One of the most admirable things about Apple is their willingness to keep an old device, arguably a device that is older than what Android would continuously update, up and going as best they can. The earliest device that Apple continued to support with iOS 8 was the much-loved iPhone 4S and the iPad 2. As someone that loved the 4S a great deal, I am very pleased that iOS 8 is still capable of running on the device.
But let’s face it. In terms of mobile technology, the iPhone 4S is a bit of a dinosaur at this point, even if it’s only a few years old. This doesn’t mean it is an incapable device, it is just behind in the times. I still have my 4S and while I don’t use it as my daily phone, I still see it as an incredibly viable device, but with the release the iPhone 6 and 6 Plus the difference between the two devices became painfully clear with the new iOS version that came with the latest releases. While it ran iOS decently well, there were many more bugs with the older device than what you would see normally. Basically, the shift between the 4S and the 6 was just almost too great.

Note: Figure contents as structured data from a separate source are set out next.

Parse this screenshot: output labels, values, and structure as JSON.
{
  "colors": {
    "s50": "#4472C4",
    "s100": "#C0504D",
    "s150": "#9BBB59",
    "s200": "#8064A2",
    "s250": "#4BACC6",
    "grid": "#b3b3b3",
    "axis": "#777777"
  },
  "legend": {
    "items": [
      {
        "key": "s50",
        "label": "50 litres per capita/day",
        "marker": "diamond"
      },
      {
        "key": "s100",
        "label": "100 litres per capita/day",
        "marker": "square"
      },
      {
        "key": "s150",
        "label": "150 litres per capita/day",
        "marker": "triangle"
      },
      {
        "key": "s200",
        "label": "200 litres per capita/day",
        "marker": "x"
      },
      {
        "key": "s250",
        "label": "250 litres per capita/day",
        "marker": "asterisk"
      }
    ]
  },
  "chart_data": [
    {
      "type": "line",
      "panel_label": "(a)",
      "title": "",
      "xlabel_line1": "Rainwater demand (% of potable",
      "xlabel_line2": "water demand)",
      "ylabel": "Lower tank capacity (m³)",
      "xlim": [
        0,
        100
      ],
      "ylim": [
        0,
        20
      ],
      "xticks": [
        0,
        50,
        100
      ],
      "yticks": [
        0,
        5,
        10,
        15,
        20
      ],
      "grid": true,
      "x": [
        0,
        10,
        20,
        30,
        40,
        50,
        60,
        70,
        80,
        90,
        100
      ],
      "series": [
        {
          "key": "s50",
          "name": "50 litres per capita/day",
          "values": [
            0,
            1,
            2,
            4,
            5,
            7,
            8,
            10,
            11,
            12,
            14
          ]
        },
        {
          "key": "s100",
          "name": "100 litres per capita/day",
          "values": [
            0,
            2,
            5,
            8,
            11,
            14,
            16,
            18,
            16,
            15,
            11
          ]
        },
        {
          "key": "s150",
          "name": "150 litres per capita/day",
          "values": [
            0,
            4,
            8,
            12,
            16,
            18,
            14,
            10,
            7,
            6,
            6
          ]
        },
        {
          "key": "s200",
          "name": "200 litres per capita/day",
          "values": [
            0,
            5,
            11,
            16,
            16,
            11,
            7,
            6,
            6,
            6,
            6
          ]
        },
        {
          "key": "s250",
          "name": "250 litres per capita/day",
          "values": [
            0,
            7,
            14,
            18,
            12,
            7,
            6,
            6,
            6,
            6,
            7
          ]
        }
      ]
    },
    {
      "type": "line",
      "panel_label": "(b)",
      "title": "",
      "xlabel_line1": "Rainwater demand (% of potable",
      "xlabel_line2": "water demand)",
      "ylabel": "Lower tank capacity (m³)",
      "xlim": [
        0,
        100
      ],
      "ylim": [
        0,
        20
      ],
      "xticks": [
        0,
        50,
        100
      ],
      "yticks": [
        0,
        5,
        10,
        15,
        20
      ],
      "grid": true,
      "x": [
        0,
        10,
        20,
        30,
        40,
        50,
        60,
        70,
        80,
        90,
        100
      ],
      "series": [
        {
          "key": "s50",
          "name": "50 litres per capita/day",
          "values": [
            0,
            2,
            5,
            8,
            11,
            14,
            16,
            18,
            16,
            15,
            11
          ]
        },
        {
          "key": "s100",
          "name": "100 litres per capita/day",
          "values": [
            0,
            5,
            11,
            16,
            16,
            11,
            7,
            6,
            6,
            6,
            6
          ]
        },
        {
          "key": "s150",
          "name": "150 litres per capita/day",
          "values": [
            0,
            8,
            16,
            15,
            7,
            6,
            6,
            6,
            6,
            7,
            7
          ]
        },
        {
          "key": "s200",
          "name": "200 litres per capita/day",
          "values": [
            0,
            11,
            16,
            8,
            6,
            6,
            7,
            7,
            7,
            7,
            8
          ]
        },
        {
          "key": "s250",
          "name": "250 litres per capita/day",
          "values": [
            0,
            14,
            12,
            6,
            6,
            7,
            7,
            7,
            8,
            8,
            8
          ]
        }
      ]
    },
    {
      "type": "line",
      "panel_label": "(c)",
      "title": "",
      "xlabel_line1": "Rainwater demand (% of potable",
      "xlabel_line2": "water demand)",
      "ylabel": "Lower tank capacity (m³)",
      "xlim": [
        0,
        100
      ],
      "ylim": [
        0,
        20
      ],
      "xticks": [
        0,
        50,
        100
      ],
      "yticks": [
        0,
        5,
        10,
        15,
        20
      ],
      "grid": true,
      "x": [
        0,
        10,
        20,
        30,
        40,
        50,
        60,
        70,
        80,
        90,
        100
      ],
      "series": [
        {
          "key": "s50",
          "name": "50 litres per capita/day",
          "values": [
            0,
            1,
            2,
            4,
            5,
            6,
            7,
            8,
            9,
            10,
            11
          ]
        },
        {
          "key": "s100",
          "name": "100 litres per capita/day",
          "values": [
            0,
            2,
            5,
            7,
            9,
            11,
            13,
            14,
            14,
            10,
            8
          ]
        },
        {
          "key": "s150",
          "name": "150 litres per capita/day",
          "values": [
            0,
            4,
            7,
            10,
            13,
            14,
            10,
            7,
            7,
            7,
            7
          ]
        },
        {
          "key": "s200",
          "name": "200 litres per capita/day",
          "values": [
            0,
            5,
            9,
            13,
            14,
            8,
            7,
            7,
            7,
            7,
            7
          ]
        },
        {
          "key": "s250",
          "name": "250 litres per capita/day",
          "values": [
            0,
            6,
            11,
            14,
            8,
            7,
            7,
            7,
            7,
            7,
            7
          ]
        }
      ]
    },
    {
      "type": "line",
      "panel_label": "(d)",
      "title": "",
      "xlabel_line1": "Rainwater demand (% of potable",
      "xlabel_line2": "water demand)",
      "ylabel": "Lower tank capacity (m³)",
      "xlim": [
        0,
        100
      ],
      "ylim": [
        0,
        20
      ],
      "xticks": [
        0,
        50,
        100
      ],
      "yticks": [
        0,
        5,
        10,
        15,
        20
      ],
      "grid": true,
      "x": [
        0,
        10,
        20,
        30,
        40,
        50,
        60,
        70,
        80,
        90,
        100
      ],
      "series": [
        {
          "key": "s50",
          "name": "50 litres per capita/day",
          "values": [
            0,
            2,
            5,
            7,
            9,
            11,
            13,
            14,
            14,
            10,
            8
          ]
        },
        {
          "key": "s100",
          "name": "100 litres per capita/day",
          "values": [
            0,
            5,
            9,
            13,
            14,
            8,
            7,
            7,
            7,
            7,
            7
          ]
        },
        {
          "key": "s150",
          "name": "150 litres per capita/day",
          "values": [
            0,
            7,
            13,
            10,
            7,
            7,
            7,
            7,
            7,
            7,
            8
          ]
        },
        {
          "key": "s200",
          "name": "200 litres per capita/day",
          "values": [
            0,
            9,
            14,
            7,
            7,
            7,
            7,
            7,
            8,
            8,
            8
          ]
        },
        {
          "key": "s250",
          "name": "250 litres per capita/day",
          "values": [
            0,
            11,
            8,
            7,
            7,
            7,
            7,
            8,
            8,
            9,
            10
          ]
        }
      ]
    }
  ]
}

Today saw the release of iOS 8.1.1 in an OTA update. To those of us with anything beyond a 4S iPhone, we didn’t see really any changes. Visually, there aren’t. However, I’ve already noticed a difference. Not in the 5S and 6 I use every day, but in the 4S that sits faithfully on my desk.
There’s not a lot of explanation as to what exactly Apple has changed with the hotfixes and updates to the 4S when it comes to iOS8. Apple, either in an attempt to downplay the shift between the older and newer devices or simply because they want to keep their processes under wraps, are keeping quiet about what was changed. But I highly recommend you pick up this update by going into Settings, General, and then Software Update. The negative performance hit in your 4S that has likely came along since the update to iOS 8 came to your device will thank you. There’s a host of issues, mostly small ones, that all come together to be fixed to seriously upgrade your performance from your 4S and iPad 2. Grab the update now and do yourself a favor.